Because these teams have never used (eg) google slides to put together a presentation from 3 different continents
I have, and I’ll never go back to PowerPoint. Not coincidentally, my lab uses biorender all the time and it saves us an absurd amount of time. We often paste directly from biorender images into google slides. Yeah it’s pedestrian, but it works really, really well.
Ask the penny pinchers who look down their nose at this who funds them, how many R01s/R37s/equivalents they hold, etc. $400 for a decently run lab is jack shit. Unless you’re buying Rain-X by the gallon at Sam’s Club and silanizing your own float glass for gels, I suspect there are other expenditures that offer less marginal value. YMMV, but it probably won’t.
These guys are doing well because they solved a long standing problem that is worth a lot to a large group of people to make it go away. Every single signup I’ve seen went like this:
“How’d you put that together in 5 minutes?”
“We used biorender.”
“What’s biorender?”
“A web application that helps put biomedical illustrations together.
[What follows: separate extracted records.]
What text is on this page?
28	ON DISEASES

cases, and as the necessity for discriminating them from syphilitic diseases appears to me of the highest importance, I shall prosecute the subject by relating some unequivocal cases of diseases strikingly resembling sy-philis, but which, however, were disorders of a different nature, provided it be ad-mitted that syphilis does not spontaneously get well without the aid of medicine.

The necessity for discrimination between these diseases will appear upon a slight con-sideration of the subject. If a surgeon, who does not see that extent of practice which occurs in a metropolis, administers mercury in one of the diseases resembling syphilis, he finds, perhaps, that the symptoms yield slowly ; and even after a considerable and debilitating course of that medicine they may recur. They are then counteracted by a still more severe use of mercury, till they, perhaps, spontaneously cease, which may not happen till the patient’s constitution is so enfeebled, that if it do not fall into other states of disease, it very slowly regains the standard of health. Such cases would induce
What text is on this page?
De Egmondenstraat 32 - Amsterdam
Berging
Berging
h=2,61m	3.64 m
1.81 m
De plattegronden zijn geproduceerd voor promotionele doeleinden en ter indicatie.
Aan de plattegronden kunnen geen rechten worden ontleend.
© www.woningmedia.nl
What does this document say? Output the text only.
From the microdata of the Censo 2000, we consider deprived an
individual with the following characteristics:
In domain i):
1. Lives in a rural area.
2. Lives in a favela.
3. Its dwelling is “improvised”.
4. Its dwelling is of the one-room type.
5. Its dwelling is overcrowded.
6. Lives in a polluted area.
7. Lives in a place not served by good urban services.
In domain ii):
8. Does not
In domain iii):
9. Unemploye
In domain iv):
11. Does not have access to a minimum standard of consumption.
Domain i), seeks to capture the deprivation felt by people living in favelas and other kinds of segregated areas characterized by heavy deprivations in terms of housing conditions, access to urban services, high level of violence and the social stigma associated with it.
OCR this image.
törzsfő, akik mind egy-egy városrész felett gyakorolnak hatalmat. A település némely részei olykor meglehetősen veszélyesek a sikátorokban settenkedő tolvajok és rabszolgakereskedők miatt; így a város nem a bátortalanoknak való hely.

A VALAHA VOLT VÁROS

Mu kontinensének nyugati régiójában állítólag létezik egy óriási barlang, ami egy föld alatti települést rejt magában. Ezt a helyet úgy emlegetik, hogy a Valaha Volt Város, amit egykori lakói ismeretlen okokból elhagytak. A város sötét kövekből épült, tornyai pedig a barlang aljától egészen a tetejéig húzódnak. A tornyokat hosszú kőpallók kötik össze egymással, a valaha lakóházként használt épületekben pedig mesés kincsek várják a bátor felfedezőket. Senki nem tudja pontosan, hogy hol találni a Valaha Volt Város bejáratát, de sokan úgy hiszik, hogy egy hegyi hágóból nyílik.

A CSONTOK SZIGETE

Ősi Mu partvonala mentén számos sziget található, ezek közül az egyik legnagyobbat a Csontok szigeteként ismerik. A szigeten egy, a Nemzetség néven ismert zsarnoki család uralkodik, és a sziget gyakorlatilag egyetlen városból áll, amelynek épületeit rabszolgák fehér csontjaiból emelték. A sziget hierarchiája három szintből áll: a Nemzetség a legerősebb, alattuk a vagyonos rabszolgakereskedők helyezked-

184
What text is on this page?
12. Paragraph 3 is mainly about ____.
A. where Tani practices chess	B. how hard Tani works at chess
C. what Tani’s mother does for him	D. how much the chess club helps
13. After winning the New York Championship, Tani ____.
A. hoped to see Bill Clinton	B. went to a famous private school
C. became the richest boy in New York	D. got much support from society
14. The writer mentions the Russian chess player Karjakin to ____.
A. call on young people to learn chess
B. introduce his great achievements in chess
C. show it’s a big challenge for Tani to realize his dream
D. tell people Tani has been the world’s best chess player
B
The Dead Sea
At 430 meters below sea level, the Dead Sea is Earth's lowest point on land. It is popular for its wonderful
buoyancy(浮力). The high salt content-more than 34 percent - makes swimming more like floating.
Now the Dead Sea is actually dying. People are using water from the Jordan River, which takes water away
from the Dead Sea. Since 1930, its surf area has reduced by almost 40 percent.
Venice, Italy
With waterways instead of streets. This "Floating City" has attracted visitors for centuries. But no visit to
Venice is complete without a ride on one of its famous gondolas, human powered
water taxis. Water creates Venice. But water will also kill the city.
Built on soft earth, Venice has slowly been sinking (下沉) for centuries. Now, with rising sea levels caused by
If something is missing, you ask and they add it.”
Part of the concern though is that should biorender shut down, for whatever reason (or some other human factor comes into play), you may lose access to anything stored there. You are also entirely dependent on access to that service. This is in contrast to a desktop application - YOU control the data and access to the service. It would be completely doable to have collaborative features built into that too without needing a third party to be involved, just not as profitable.
It's bad enough that we have to deal with Elseveir - we really should not be encouraging stuff like this when it is not necessary as a general principle.
I download the illustrations (duh?). That’s the value. I don’t actually care about the service per se. Once the illustrations are in the paper/talk, the value has been realized, for my lab.
Nothing in this world lasts forever. I’m ok with that. Software undergoes bit rot, and services shut down. For us, the value is simply that we can communicate complicated experimental designs and results, clearly and effectively, without a lot of application training or other bullshit. That’s worth a LOT to my lab.
We release almost everything open source, and are militant open data proponents. We also like to remind people “if it breaks, you get to keep the pieces”. The value of this service isn’t in the pieces.